This page sets out guidelines on how to get your research published as an article in a journal. Standard high quality publication of your work is not easy but there are certain things to consider if you want to improve your chances of success at getting published in a Conscientia Beam journal.
Why have you considered publication?
- Do you have a contribution to make? i.e. this is filling a gap in the research or is it novel and innovative work. The questions to ask yourself are who is going to be interested, how does it build on what we already know, how significant is your message, and how sure are you of your findings?
- Is it required for your career as a researcher?
- Is it required as part of your current role as an academic?
Which kind of submissions will be accepted?
- A high risk submission could be a paper with too long a conversion, one that is a doctorate thesis or conference paper, one that does not match the aim and scope of the journal, one that isn’t formatted according to the journal guidelines and one where part or all of the paper is published elsewhere.
- A low risk submission will usually be papers that are written according to the scope and aim of the journal, are formatted correctly and refer to preceding work published in the journal and elsewhere.
Which journal should you submit to?
- Does your research fit the journal’s aim and scope?
- What type of submission is it? Empirical research, review paper, brief report, book review. Does the journal publish these kinds of paper?
Tips before submitting:
- Read the journal’s aims and scope.
- Read the journal’s articles.
- Consult with colleagues.
- Discuss your paper with the journal’s editorial team.
What should you do to prepare your manuscript?
- Read the manuscript submission guidelines.

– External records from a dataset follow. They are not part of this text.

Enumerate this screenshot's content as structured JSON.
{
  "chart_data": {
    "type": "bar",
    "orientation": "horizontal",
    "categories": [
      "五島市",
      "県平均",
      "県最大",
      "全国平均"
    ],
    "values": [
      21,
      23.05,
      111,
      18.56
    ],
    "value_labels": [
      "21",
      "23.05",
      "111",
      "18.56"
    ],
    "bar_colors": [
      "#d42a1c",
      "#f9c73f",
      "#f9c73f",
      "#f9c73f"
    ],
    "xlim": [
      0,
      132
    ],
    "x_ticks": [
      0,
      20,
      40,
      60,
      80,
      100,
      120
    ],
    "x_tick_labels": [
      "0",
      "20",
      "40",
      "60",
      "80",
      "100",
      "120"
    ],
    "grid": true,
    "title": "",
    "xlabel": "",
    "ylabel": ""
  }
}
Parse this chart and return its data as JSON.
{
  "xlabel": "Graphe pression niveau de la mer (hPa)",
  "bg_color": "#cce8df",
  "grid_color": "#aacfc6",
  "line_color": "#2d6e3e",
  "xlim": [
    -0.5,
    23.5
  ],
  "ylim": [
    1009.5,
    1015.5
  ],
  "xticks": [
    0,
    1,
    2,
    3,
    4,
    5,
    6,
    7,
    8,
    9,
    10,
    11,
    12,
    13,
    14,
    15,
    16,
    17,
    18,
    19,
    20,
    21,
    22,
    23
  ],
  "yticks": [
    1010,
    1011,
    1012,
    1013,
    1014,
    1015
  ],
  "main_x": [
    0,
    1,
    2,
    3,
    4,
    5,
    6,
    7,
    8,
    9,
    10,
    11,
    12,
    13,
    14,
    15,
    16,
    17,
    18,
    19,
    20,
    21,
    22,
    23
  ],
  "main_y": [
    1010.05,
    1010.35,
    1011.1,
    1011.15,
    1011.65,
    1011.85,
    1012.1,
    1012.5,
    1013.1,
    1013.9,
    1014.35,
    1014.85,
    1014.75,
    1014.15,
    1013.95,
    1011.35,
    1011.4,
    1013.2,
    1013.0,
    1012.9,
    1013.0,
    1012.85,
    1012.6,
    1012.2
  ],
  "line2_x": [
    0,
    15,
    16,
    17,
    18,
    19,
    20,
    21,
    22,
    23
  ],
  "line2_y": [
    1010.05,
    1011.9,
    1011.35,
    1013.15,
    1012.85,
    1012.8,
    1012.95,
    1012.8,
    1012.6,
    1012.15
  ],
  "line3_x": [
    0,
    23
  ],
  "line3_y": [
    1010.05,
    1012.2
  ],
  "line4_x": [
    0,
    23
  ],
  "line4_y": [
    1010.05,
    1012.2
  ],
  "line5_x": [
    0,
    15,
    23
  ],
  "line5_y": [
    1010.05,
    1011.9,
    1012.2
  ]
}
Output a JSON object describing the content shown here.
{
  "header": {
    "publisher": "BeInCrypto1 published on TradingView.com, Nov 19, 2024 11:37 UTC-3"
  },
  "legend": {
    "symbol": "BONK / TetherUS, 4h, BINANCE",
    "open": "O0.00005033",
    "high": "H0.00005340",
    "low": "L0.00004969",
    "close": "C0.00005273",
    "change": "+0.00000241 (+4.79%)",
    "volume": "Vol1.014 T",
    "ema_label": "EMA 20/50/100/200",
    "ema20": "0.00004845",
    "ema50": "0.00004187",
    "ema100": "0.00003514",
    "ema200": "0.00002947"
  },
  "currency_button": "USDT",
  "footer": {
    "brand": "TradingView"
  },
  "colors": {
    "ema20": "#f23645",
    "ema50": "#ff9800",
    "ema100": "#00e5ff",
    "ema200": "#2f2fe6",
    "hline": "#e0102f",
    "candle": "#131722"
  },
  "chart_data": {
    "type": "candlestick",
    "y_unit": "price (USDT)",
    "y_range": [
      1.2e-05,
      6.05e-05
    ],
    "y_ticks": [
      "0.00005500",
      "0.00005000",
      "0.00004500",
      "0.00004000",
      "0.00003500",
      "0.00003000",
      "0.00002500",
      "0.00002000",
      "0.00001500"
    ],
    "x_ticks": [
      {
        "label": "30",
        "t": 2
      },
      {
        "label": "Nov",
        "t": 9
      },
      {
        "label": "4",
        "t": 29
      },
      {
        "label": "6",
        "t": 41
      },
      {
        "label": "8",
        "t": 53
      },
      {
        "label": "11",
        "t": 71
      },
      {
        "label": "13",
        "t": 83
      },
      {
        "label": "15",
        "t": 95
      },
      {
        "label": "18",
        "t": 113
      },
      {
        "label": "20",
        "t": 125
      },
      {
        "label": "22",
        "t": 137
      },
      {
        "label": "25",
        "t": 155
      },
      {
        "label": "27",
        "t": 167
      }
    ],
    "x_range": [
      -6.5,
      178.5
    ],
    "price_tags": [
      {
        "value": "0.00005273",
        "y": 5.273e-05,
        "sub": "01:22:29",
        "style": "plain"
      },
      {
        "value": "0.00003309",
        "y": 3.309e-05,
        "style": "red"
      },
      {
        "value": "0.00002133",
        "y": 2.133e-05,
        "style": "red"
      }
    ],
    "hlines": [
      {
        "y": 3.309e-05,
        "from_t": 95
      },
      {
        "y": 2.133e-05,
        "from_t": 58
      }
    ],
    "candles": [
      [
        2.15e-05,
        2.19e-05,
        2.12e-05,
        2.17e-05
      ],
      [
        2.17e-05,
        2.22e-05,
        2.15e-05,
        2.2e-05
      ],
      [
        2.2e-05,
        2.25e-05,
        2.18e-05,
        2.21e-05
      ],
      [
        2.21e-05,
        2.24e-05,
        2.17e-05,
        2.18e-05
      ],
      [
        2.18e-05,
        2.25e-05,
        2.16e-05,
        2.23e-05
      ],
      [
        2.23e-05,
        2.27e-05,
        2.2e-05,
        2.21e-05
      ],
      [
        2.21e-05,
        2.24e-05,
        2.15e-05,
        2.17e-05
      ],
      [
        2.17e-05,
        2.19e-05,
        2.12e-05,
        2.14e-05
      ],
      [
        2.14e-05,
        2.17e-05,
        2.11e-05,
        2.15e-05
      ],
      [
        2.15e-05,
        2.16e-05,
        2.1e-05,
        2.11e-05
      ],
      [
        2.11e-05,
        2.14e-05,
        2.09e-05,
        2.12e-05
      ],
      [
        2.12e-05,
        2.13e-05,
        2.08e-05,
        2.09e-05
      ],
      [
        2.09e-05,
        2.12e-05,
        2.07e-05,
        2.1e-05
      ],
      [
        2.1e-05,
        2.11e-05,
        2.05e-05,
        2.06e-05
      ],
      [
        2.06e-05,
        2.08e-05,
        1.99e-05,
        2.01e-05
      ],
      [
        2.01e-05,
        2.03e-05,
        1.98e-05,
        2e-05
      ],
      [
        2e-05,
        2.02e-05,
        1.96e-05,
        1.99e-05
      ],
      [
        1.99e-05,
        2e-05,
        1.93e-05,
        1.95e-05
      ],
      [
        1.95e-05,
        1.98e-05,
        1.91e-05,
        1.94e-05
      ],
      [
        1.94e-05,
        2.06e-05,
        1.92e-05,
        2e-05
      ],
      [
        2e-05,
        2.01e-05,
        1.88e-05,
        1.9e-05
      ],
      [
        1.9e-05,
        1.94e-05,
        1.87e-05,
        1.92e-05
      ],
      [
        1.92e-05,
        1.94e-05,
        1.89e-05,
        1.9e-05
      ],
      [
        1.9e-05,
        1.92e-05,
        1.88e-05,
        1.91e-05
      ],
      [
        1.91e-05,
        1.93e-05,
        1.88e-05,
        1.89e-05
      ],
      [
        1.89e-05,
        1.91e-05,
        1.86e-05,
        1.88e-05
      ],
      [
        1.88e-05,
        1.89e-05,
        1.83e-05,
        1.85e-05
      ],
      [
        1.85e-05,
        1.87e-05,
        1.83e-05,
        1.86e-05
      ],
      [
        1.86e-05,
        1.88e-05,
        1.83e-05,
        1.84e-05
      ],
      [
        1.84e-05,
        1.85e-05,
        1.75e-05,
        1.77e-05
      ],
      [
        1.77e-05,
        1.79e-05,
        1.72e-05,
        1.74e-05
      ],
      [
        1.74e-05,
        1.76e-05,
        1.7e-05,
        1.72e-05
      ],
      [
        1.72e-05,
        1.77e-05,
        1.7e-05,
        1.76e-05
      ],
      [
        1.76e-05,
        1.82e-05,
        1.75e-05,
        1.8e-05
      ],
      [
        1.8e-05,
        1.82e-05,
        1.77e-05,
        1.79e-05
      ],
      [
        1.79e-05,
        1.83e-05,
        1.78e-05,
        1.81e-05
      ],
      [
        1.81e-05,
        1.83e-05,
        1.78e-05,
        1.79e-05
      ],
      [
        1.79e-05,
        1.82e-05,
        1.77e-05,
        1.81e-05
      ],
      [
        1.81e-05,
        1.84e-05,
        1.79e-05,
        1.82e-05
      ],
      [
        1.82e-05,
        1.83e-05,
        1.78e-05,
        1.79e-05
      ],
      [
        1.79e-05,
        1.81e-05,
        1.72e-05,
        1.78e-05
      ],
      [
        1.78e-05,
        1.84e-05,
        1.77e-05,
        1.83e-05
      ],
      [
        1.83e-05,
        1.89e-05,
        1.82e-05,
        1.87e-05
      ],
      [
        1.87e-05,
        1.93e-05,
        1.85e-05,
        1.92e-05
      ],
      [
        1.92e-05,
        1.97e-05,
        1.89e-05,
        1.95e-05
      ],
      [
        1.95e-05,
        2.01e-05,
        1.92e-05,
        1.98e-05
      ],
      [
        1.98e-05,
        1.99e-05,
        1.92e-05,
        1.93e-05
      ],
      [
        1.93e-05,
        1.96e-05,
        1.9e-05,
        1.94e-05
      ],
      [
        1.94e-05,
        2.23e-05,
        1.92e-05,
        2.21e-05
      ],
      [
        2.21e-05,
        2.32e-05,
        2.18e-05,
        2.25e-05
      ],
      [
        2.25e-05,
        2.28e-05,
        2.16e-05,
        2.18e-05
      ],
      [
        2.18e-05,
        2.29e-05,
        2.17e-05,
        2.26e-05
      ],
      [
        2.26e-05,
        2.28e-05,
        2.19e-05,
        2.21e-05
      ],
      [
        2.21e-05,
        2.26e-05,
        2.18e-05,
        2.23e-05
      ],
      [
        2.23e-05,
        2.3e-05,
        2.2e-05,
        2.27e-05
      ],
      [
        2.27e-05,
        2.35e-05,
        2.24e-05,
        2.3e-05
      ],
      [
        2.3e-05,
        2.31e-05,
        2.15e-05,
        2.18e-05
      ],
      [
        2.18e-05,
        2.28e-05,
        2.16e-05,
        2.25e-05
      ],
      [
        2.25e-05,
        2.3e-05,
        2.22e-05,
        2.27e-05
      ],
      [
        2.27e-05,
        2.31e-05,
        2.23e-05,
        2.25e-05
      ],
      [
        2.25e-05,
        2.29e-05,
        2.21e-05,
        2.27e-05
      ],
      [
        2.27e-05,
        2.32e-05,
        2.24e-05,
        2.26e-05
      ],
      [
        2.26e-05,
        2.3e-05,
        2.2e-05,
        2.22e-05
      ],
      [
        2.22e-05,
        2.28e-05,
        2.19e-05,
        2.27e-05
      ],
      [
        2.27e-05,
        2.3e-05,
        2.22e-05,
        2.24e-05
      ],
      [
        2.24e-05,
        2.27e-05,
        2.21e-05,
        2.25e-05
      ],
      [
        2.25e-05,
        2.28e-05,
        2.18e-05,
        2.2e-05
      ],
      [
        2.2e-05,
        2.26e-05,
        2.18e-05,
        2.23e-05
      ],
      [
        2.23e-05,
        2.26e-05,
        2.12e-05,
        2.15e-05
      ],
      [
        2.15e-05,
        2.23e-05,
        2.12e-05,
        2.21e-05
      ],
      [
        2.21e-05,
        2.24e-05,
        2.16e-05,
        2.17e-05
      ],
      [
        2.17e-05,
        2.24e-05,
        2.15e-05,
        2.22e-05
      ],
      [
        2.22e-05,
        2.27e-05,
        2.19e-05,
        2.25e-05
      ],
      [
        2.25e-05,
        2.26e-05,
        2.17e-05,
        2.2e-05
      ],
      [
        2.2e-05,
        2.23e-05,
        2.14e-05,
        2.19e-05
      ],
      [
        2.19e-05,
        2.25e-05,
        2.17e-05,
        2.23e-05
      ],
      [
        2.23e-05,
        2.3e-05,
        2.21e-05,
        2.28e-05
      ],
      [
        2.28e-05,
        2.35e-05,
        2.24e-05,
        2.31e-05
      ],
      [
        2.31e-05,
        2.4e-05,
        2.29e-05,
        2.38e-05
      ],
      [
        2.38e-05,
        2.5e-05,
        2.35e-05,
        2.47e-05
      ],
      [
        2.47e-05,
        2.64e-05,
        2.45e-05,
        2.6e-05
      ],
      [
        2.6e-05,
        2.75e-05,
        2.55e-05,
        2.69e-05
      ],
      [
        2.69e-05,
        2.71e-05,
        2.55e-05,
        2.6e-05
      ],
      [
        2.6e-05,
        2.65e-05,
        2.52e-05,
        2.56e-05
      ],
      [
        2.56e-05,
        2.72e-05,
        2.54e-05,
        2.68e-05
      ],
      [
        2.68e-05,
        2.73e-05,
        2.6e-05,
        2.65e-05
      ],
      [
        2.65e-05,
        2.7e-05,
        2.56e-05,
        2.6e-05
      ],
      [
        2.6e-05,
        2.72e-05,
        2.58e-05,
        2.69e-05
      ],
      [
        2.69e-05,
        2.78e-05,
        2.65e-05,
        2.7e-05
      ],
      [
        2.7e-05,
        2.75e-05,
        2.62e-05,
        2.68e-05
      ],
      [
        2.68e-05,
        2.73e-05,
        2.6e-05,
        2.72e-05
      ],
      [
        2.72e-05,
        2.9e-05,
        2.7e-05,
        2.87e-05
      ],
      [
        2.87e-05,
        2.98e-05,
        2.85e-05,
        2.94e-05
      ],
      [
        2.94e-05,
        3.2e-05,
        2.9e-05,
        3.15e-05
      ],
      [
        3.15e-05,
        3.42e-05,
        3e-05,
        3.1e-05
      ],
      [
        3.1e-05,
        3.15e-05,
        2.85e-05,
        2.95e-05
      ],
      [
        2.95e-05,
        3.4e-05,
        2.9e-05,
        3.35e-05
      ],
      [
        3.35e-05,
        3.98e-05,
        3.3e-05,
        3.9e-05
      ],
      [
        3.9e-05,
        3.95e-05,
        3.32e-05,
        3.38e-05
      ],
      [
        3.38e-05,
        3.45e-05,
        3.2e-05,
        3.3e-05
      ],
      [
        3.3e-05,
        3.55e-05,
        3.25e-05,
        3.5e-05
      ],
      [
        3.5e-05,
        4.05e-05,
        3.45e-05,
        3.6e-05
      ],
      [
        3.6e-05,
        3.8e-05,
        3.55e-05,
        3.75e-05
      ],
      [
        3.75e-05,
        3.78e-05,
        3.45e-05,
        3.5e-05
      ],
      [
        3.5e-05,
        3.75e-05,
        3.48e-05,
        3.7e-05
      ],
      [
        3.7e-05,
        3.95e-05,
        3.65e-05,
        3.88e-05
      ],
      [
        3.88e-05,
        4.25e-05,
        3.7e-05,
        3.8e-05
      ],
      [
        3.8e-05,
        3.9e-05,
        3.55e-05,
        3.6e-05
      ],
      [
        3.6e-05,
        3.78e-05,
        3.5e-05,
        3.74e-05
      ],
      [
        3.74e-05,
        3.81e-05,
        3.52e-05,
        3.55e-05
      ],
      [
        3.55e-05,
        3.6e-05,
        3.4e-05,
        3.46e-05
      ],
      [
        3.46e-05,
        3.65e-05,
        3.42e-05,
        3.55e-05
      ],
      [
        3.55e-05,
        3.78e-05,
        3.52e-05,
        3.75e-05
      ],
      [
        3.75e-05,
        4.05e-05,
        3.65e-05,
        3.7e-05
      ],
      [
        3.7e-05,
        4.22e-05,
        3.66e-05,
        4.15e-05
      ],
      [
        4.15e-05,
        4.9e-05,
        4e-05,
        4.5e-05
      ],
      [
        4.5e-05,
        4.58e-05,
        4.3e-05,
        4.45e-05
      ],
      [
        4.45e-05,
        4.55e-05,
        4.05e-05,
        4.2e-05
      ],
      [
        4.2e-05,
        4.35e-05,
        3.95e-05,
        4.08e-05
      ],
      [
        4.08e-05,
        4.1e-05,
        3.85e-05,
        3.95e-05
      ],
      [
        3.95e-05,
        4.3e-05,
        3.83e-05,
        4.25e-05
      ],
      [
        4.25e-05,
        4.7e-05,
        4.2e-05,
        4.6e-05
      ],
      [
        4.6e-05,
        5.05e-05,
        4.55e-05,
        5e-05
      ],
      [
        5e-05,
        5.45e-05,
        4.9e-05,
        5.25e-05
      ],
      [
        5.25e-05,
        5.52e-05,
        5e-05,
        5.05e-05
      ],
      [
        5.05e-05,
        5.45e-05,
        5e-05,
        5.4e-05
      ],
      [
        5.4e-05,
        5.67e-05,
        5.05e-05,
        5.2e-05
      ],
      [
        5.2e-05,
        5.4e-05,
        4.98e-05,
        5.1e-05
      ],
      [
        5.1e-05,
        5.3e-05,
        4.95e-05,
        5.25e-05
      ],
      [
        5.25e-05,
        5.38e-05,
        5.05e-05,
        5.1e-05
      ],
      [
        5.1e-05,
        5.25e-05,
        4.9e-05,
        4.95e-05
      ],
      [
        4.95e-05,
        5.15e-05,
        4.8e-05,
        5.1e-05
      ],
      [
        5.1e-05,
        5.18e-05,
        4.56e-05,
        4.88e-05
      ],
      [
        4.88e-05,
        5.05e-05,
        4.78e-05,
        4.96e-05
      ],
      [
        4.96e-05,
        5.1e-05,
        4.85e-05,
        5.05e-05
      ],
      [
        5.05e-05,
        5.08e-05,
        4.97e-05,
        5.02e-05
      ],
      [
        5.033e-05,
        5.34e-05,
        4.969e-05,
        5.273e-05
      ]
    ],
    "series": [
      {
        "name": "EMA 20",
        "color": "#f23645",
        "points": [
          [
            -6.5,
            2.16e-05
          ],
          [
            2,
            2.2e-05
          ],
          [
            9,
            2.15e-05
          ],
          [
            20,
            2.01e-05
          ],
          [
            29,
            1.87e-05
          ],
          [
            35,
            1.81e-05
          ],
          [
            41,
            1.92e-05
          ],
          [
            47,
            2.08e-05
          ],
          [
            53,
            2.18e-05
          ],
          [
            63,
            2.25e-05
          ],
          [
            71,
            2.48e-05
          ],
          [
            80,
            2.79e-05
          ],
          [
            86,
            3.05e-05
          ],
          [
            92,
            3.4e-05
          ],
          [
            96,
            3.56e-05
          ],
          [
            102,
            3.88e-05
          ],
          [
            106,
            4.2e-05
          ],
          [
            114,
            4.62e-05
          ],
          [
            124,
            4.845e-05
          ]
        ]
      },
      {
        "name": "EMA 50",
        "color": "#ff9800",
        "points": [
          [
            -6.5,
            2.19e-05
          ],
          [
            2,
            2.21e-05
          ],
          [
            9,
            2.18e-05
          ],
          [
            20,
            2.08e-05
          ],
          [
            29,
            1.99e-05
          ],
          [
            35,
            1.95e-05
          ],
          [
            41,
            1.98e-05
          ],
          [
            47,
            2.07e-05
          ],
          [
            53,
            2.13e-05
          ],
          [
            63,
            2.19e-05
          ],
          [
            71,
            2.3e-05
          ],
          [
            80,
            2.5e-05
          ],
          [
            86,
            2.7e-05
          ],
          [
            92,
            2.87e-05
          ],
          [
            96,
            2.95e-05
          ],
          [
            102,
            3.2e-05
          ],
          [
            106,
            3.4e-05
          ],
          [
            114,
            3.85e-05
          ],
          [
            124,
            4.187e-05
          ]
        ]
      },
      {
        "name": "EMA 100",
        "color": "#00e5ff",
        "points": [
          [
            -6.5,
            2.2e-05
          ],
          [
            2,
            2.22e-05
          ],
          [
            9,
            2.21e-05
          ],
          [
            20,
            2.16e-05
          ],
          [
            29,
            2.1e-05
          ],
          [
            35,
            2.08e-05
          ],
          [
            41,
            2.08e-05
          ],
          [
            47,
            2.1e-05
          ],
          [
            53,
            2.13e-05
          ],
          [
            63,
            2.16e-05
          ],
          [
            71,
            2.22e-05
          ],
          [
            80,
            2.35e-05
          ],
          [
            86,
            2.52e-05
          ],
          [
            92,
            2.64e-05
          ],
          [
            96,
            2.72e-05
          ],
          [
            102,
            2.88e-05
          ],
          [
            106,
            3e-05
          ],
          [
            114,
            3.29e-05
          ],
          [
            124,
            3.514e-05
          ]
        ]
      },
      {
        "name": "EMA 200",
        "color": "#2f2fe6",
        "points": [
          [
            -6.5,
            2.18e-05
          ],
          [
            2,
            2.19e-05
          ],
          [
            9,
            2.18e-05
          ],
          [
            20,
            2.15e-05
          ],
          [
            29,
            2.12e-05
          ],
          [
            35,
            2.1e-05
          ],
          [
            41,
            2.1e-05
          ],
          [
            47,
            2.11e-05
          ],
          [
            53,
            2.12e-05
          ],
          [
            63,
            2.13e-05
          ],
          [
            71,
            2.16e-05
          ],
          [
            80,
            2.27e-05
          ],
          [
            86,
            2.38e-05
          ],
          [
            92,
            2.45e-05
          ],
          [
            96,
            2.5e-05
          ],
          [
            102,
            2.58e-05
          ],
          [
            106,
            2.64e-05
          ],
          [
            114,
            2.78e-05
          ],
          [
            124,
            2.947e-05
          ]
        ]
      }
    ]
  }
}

The Conscientia Beam website hosts instructions for authors for all our journals.
- Make every effort to improve the quality of the manuscript before submission.
Manuscript submission guidelines checklist
- Have you used the right reference style?
- Have you stayed within the word limit?
- Have you written up the contribution of the study?
- Have you proofread it before submitting?
- Have you provided a cover letter?
- Have you considered including supplemental data? Will it add value to the content?
- When you think it is ready and you have ticked off the above checklist, submit your article via the relevant journal’s submission site on our website.
What happens next?
Depending on the journal, your article will be considered by the Editor/s and/or Associate Editors/Journal Manager and two reviewers, often from the Editorial Board or externally invited reviewers. If it is submitted to an online system, you will receive an acknowledgement.
There are four possible outcomes:
- Desk reject - Your paper will not be sent out for review due to a high similarity index, low quality research, it not fitting the aim and scope of the journal, an inadequate literature base, weak methodology, poor analysis/contribution or poor English.
- Conditional accept with major revision – Depending on the level of revision required, it may need to be resubmitted as a new manuscript. This may be due to several factors.
- Conditional accept with minor revision – These papers generally do get accepted, provided the minor revision is made by the author.
- Accept without change – This outcome is extremely rare.
How you should handle revisions:
- Cover the issues raised point by point.
- Highlight in different color what you have done to make the changes.
- Provide a point by point covering note to each referee with page number citations.
- If you cannot meet all criticisms or complete all the changes, point out and explain why.
- Be positive and constructive.
- After acceptance you will be asked to pay the publication fee. If you want to publish your article as open access, the publication fee is higher than the normal fee.
- Don’t overreact. The criticisms are there to improve your paper and your work.
- Carefully read the referees’ report and the Editor’s letter.
- Try to focus on why the changes need to be made: too focused, wrong journal, fundamentally flawed or a more specific problemTry and re-work the paper.
- Submit to an alternative journal if necessary.
- Write the paper for a journal according to the journal guidelines if that is the issue that needs to be addressed.
What happens once your paper has been accepted?
- Once your paper is accepted for publication, it will be forwarded to the production team for processing.
- Your paper will be copyedited in the journal’s style. Copy-edits your paper in the journal style
- The formatted file will be sent to you for a final review.
- The team will correct any errors you have identified. You will get a PDF file of your article by e-mail.